Per Alinno Chima e Brian Minteh resta l'accusa di spaccio e violenza sessuale, senza l'aggravante di gruppo

Il tribunale del Riesame di Roma ha annullato l'accusa di omicidio per Alinno Chima e Brian Minteh, due delle persone arrestate nell'ambito dell'indagine sulla morte di Desirée Mariottini. Resta il reato di spaccio mentre viene derubricata l'accusa di violenza sessuale che, secondo il giudice, c'è stata ma non 'di gruppo'.

La procura va avanti con l'impostazione iniziale, convinta che gli arrestati fossero consapevoli che quel mix di droghe avrebbe ucciso la ragazza, ma nei fatti, la decisione del tribunale incrina i risultati dell'inchiesta e l'accusa di omicidio con tutta probabilità sarà derubricata per tutti gli indagati nel reato di 'morte come conseguenza di altro reato'.

Mercoledì il tribunale del riesame affronterà la posizione di Mamadou Gara, il terzo straniero fermato a Roma, mentre per Yousif Salia, l'uomo arrestato a Foggia, l'accusa di omicidio era caduta già in sede di convalida del fermo.
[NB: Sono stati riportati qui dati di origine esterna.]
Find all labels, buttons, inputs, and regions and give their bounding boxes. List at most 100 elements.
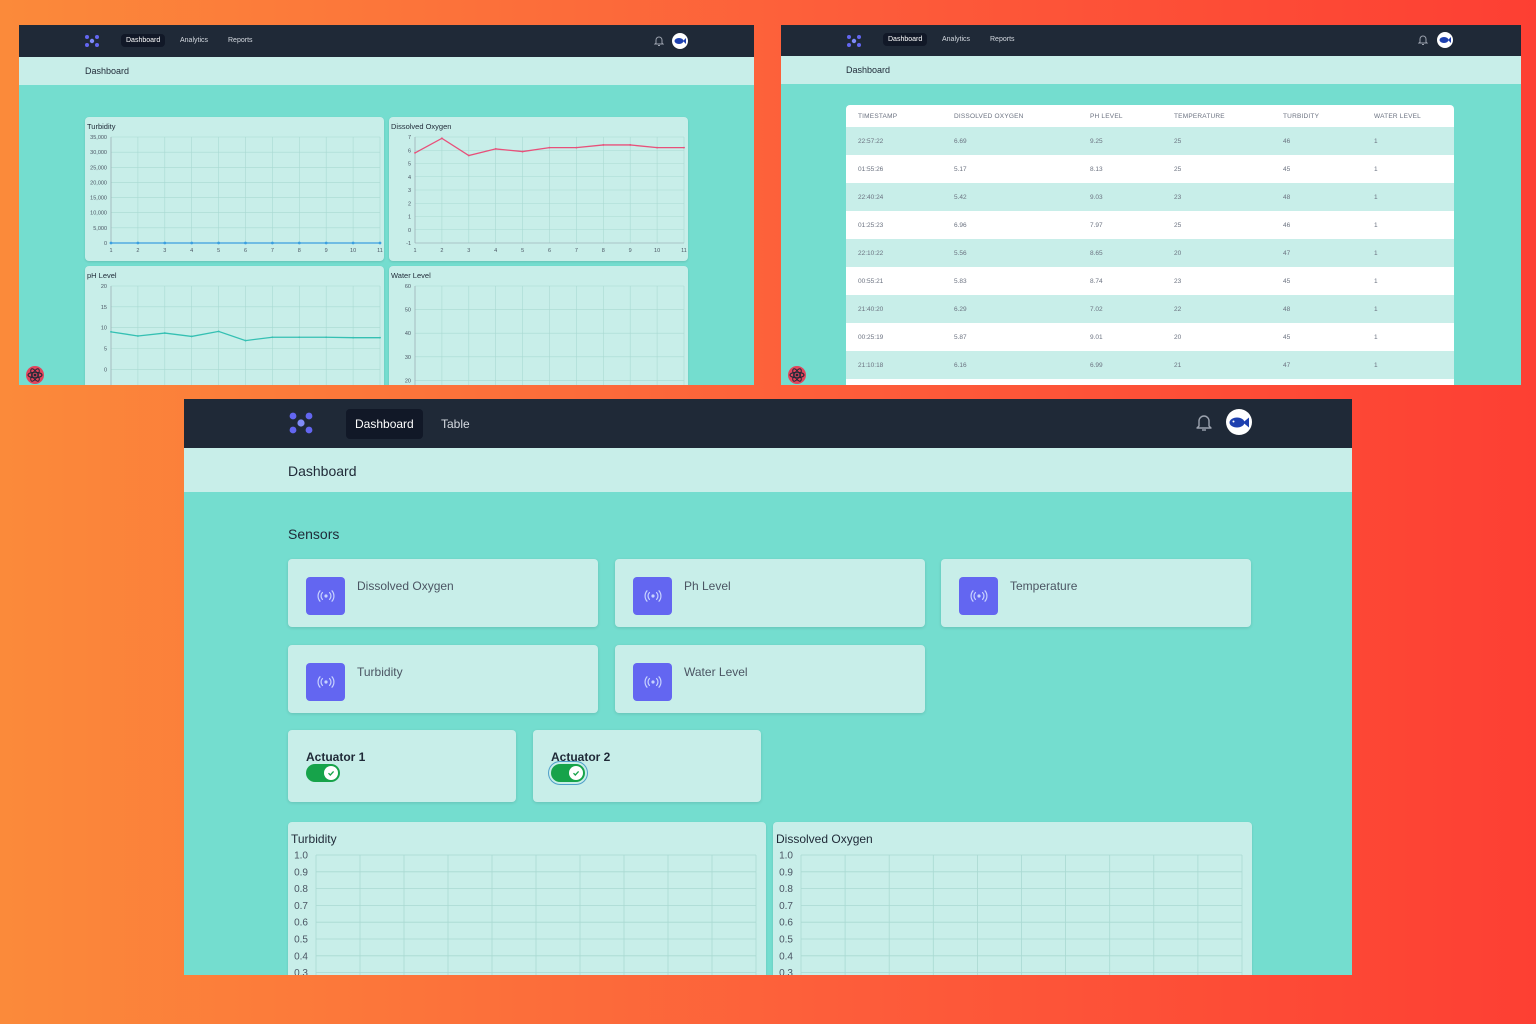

I quattro restano in carcere, così come Marco Mancini, il 36enne arrestato per spaccio nell'ambito dell'inchiesta. Per lui si terrà domani a Regina Coeli l'interrogatorio di convalida.

Secondo la ricostruzione della procura, quando morì, la ragazza frequentava lo stabile abbandonato in Via dei Lucani, nel quartiere San Lorenzo, da quasi due settimane: lì si procurava la droga e la consumava. Andava e veniva da quel posto, dove la notte del 19 ottobre è deceduta dopo aver assunto un mix di droghe. Il pomeriggio del 18 ottobre era tornata in via dei Lucani in cerca di stupefacenti che aveva chiesto e ottenuto dagli arrestati. Quando si è sentita male, nessuno ha chiamato il 118 e la giovane, ridotta all'incoscienza, è stata violentata. Desirée non si è opposta in alcun modo: non poteva farlo perché non era in sé, non si reggeva in piedi mentre gli aggressori, senza nessuna pietà le erano addosso. Dopo gli abusi l'hanno abbandonata a terra, tremante, si sono allontanati e l'hanno lasciata morire.